Badger · October 9, 2024, 7:20pm

I believe it is. If you look at the code of the split filter, it removes the array it is going to split from the event^[1], then iterates over the array, and for each entry it creates a clone of the source event and adds that entry from the array to it. The filter then calls yield for the cloned event.

yield is a ruby construct that allows you to call a code block with an argument. (The argument being the cloned event in this case.)

I can't be sure, but I think this is the code block being called. That creates an array and keeps adding entries (events) to it until the filter has finished with the source event, at which point the entire array of events will get flushed down the pipeline.

That means you will just get a single burst of events when the split completes.

The only way I can think of to change that behaviour would be to resort to a ruby filter.
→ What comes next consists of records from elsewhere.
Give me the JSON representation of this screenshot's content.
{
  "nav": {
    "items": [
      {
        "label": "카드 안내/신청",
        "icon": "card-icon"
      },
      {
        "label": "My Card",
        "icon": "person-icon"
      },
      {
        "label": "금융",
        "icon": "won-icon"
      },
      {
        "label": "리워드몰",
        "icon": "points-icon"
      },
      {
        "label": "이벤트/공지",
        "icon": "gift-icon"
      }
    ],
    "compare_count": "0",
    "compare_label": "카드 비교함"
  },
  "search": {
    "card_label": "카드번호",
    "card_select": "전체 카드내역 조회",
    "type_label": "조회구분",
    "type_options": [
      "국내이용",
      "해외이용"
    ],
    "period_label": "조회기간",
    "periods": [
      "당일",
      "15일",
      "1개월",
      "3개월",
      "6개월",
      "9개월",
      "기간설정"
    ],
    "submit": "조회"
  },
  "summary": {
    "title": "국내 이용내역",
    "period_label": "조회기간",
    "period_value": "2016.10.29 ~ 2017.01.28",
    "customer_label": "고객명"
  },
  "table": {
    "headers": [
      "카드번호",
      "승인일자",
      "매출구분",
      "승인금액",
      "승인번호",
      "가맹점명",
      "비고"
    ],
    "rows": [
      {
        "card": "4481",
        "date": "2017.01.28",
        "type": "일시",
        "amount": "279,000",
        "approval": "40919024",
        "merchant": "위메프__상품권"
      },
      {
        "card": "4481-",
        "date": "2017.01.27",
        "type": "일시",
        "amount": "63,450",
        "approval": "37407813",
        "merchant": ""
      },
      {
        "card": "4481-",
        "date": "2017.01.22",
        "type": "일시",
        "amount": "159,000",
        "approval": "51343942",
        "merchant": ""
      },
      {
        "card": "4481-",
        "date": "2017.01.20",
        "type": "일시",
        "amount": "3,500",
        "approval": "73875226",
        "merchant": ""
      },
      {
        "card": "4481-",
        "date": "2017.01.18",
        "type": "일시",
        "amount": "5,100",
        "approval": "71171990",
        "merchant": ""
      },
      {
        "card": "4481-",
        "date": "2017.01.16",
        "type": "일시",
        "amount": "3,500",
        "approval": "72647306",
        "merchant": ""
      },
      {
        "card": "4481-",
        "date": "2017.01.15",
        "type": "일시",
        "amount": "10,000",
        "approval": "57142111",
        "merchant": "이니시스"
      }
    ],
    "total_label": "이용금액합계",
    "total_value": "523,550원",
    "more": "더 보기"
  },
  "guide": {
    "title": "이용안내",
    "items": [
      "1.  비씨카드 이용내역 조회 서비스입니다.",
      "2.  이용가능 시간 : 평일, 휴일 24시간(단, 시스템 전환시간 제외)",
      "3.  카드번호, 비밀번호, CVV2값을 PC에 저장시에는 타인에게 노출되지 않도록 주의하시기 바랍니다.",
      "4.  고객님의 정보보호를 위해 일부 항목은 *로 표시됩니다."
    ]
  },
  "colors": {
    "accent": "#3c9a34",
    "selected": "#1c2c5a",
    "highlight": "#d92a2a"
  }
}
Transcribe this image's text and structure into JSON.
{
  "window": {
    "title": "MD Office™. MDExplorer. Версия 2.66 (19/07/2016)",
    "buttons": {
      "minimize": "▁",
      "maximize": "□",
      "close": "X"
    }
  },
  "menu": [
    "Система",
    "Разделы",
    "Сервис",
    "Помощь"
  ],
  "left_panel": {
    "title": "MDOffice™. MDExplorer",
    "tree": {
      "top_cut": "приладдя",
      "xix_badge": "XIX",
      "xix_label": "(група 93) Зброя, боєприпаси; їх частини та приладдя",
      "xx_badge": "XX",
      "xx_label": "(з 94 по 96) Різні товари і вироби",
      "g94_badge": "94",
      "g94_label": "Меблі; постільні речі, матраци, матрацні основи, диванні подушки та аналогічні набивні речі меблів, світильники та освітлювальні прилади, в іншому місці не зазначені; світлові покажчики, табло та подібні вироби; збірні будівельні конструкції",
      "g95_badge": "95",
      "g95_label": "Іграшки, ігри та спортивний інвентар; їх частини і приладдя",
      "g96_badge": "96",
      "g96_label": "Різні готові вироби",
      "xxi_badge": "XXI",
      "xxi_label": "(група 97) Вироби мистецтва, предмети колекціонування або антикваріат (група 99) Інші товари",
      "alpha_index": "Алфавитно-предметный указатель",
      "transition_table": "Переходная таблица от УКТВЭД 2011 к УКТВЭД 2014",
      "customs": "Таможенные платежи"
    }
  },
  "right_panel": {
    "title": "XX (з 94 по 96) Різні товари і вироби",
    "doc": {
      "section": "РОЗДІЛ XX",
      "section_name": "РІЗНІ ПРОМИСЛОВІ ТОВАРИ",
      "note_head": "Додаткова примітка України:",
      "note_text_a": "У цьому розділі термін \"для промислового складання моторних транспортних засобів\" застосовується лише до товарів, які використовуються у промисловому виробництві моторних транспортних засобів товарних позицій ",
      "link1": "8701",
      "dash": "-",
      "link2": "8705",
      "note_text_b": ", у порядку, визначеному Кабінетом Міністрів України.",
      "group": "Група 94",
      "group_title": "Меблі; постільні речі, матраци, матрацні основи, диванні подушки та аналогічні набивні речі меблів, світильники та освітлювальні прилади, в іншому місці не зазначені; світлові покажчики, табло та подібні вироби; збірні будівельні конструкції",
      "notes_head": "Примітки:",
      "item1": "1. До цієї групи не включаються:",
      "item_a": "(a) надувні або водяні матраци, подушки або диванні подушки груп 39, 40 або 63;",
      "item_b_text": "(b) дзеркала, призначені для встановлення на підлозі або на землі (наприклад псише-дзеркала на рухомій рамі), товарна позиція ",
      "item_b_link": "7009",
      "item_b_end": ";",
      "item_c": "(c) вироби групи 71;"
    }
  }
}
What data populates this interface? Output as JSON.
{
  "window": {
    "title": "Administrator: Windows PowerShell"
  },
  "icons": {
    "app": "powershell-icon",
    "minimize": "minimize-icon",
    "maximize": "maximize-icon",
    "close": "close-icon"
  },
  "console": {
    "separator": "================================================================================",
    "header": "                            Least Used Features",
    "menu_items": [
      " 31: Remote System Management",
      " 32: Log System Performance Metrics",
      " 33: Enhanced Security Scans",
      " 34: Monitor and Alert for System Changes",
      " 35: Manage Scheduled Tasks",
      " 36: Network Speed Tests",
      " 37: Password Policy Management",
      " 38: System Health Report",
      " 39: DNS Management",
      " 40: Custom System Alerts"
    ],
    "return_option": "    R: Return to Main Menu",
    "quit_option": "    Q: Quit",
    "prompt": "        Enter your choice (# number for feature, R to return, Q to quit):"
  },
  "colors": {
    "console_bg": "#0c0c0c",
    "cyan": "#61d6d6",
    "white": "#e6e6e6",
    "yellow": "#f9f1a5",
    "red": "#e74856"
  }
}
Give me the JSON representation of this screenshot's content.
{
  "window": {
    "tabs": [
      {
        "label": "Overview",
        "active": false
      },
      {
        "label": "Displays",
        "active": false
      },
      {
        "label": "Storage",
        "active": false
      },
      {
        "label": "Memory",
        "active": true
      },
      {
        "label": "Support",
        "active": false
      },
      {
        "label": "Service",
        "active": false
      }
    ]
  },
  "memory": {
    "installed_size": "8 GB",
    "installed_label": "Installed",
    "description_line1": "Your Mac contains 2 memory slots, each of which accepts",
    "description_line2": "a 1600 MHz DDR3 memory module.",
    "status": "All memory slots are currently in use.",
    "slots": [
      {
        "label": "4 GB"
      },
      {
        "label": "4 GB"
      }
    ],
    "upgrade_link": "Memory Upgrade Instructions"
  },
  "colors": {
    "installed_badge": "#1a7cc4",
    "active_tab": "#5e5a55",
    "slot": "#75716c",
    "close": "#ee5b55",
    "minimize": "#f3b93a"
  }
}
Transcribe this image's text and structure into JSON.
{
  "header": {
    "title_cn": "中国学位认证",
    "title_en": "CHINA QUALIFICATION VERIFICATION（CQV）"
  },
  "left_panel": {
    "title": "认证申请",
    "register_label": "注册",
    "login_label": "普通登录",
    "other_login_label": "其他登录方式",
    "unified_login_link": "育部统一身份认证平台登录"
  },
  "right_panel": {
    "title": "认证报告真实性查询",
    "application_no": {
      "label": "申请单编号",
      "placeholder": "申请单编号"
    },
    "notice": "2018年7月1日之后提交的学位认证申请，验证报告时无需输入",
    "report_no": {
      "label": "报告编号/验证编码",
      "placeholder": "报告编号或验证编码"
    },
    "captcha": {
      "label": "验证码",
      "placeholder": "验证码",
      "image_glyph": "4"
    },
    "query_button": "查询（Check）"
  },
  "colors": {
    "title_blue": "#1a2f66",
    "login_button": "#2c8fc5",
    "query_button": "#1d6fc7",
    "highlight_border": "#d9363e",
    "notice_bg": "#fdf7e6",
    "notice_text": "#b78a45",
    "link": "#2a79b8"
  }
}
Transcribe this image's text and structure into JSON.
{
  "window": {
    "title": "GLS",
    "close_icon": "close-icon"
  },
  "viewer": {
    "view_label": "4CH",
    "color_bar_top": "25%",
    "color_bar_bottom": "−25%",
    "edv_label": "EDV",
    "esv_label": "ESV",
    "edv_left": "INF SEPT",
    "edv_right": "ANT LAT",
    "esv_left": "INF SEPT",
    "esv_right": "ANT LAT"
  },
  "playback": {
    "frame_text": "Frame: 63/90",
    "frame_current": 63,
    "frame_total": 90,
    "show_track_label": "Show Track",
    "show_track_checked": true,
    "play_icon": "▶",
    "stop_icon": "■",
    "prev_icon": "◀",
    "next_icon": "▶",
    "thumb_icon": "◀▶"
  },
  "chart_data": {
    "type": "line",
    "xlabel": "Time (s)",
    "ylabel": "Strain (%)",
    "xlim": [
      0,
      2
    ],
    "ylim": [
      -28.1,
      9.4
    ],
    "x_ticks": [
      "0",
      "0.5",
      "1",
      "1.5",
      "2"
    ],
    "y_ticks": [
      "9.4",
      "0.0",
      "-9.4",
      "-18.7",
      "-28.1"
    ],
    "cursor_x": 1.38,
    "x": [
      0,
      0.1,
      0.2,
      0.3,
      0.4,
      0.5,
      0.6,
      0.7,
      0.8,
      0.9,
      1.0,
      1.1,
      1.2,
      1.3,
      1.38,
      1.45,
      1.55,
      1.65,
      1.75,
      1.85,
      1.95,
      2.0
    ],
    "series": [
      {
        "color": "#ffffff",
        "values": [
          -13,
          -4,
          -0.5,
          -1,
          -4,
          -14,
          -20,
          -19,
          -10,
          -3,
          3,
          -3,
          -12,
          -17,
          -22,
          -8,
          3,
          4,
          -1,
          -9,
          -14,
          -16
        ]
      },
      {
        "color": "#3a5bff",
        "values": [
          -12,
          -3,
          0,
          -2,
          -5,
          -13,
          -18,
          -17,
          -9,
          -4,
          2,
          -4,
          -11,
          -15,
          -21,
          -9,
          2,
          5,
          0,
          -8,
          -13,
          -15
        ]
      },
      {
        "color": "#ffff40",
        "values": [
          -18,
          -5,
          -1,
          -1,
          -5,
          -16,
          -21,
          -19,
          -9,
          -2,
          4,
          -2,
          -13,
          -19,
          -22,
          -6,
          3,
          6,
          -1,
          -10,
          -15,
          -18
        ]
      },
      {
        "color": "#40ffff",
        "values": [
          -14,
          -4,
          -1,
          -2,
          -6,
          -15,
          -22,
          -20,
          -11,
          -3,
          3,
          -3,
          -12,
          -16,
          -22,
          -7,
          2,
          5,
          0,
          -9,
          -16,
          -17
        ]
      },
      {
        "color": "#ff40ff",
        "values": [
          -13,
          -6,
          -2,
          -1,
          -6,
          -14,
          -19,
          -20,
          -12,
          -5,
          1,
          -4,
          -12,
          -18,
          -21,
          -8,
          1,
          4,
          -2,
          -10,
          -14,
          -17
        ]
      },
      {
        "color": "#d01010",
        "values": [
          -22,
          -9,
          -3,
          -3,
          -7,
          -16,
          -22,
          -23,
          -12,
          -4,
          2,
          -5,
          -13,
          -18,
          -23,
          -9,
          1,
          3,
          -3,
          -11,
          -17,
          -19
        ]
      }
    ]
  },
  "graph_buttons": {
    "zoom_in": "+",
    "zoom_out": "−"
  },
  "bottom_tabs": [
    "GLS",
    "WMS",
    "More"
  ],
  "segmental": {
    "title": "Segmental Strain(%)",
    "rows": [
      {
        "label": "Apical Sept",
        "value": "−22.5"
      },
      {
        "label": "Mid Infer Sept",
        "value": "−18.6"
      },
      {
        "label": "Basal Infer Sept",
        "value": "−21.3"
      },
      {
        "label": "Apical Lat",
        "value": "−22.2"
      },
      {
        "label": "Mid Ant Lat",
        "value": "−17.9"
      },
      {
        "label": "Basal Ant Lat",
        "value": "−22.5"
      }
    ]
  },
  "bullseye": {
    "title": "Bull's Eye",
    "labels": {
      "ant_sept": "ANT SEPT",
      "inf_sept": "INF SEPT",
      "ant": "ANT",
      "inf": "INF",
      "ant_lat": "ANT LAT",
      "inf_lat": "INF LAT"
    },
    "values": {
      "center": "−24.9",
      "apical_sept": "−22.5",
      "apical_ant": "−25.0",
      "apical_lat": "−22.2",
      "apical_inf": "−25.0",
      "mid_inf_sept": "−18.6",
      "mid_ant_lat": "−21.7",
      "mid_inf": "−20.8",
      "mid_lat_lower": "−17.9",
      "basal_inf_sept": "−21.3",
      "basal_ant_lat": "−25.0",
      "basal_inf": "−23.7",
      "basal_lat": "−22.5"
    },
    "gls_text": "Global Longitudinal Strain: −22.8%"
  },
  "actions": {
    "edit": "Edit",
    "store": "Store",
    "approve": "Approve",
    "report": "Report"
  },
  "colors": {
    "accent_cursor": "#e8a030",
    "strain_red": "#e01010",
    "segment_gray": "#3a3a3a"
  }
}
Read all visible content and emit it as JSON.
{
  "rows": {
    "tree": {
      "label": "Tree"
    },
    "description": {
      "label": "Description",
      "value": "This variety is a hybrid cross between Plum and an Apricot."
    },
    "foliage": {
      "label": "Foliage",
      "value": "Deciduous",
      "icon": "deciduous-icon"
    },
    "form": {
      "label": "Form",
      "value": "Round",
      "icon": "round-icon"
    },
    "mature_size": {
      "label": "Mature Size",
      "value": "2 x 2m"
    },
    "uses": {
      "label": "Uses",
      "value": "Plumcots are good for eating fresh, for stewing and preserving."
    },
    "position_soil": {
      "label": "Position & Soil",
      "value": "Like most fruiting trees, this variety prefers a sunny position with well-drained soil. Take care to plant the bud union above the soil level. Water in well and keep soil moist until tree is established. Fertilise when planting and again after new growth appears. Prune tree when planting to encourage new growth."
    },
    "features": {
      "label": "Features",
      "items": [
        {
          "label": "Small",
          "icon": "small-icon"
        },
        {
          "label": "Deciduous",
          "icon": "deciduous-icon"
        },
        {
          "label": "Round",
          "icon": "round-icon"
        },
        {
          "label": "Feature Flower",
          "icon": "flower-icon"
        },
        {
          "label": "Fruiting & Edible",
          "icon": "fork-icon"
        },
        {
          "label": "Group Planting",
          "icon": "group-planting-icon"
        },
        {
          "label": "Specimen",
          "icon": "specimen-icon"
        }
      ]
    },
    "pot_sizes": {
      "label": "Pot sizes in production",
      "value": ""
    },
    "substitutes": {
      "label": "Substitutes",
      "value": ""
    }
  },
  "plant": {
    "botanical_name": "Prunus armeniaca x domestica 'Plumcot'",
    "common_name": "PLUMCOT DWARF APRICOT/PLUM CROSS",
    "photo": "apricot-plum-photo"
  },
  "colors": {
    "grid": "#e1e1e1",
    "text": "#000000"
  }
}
Copy code from the split filter, but instead of calling yield, send the events to another pipeline.

One way to do that would be to open a TCP connection to another pipeline that has a tcp input, and write each event to it as a line of JSON. You may hit size limits there. I vaguely recall there being a 16 KB line limit for the tcp input, and if that has been increased then I can see 64 KB may cause an issue. I haven't tested any of this.

Another possibility would be to set up a temporary directory and in your ruby filter send each event to a separate file in it, then have the other pipeline monitor that directory using a file input. As long as you don't hit inode re-use it should be OK. Not sure if using a GUID or sequence number for the file name would help, I suspect not.

You might want to ask another question about whether there is another intermediate system that can provide an append-only bounded-queue of arbitrarily large events between a logstash output and a logstash input. I would be very interested to see the results.

file or tcp? Probably not. kafka/MQ/RabbitMQ? maybe. There are at least half a dozen others where I have no idea whether the size limit is small or large.

Cloning the event without deleting the source field and then overwriting the source field would be a memory management disaster, it didn't take long for that bug to be noticed and fixed. ↩︎

nnikushkin · October 23, 2024, 3:41pm

Hey @Badger!

Sorry for the late response -_-

Thank you so much for your detailed explanation and recommendations!

I experimented with your suggestions but, in the end, ended up with handling the entire process in Python: I loaded the XML, performed a recursive split, enriched each extracted object, and then sent everything to Elastic via the bulk API

This approach worked perfectly for my case

Thanks again for your input!